The Earth, seen from the Moon, reminds us
     of the phases we each went through,
together, tick, tick. Rebellious teenager

with her drunk father. Poet seeking redemption
     & her Catholic ascetic. He’s 
careful in his old age, leaving his ghost-

prints on paperwhite gurneys, a hole ticking 
     in his daughter’s memory. 
                                                 From any spot 
that isn’t blind on the absentminded Moon 

the Earth inhabits the sky-same place: 
     my wasted father 
pissing in the bed he shared with Mama

after sending my baby dolls
     splintering to the pock-marked walls.
Tick.
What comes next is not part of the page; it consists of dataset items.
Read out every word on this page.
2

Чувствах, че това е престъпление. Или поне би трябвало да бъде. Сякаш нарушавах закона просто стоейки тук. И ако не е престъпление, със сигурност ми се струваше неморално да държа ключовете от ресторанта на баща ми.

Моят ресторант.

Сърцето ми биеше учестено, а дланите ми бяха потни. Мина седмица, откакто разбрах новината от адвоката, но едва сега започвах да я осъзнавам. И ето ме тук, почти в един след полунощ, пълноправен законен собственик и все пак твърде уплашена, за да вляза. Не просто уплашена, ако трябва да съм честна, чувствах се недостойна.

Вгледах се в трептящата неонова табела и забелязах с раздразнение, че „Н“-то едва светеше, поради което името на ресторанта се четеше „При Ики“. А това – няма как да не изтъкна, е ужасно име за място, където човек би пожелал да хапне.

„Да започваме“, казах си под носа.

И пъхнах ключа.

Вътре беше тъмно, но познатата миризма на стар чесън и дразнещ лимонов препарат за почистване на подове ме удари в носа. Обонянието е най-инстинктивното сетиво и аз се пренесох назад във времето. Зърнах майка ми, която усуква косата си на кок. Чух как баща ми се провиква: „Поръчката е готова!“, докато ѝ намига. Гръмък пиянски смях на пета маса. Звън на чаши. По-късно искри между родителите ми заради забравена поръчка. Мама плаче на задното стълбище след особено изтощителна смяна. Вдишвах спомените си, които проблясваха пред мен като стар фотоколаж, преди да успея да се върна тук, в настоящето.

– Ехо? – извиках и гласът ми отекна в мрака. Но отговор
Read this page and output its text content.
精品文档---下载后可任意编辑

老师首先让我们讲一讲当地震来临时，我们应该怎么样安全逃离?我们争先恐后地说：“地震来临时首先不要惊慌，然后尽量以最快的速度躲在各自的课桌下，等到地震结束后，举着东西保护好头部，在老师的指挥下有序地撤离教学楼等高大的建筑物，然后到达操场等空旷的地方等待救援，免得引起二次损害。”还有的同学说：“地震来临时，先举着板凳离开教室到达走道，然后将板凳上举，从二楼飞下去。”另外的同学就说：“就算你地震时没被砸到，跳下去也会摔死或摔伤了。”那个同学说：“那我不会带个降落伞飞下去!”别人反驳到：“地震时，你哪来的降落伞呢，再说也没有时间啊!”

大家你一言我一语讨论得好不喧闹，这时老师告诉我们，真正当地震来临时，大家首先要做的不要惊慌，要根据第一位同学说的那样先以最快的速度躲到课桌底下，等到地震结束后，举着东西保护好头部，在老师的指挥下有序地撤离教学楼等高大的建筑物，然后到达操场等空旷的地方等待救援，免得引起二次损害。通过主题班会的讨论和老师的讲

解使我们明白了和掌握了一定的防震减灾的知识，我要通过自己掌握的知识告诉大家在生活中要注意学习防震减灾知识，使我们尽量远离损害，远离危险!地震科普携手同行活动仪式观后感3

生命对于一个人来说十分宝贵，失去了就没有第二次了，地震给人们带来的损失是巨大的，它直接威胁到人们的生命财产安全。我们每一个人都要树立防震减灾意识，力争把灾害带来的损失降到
I launch these off, unrecorded 

gold-anodized plaques, where they’ll 
     catch up with both Voyagers 
then explode.





Junkyard Halflight 

My son wakes me in the night 
because his own strange smell scares him. 
He’s wet his bed again, needs me 

to change his sheets, his clothes, and
though we no longer live on a pile of trash, 
not junkyard dung beetles navigating by Milky Way, 

our light obscures the moon, still shining our 
wounds fish-colored in the dark,   as leftover 
bathwater, the ring in the basin or my 

children flapping in the tub, slick as seals.   
I grew up too soon, smiling at boys vaguely 
familiar. I spent two births. No, not spent. 

Lent. What returns is this: floating. But later,
a dawn. Small things come back in pieces. 
That time of day I wasn’t afraid to close 

my eyes. The white flies weren’t yet lured 
by streetlamps; the air still held its damp menudo. 
On one side of the house, the cemetery

where I buried a stillborn and a marriage
swollen with ditchwater; on the other side, 
a landfill. Downwind, the swine barn where guys 

took me nights, its smell of straw-piss webbed 
with sex. It’s not so strange my son’s bad dreams
remind me of my own. He asks to sleep in my bed, 

so I lay a towel down. In his nightmares 
he’s drowning. I tell him they’re just dreams
but he doesn’t believe me, and I don’t blame him.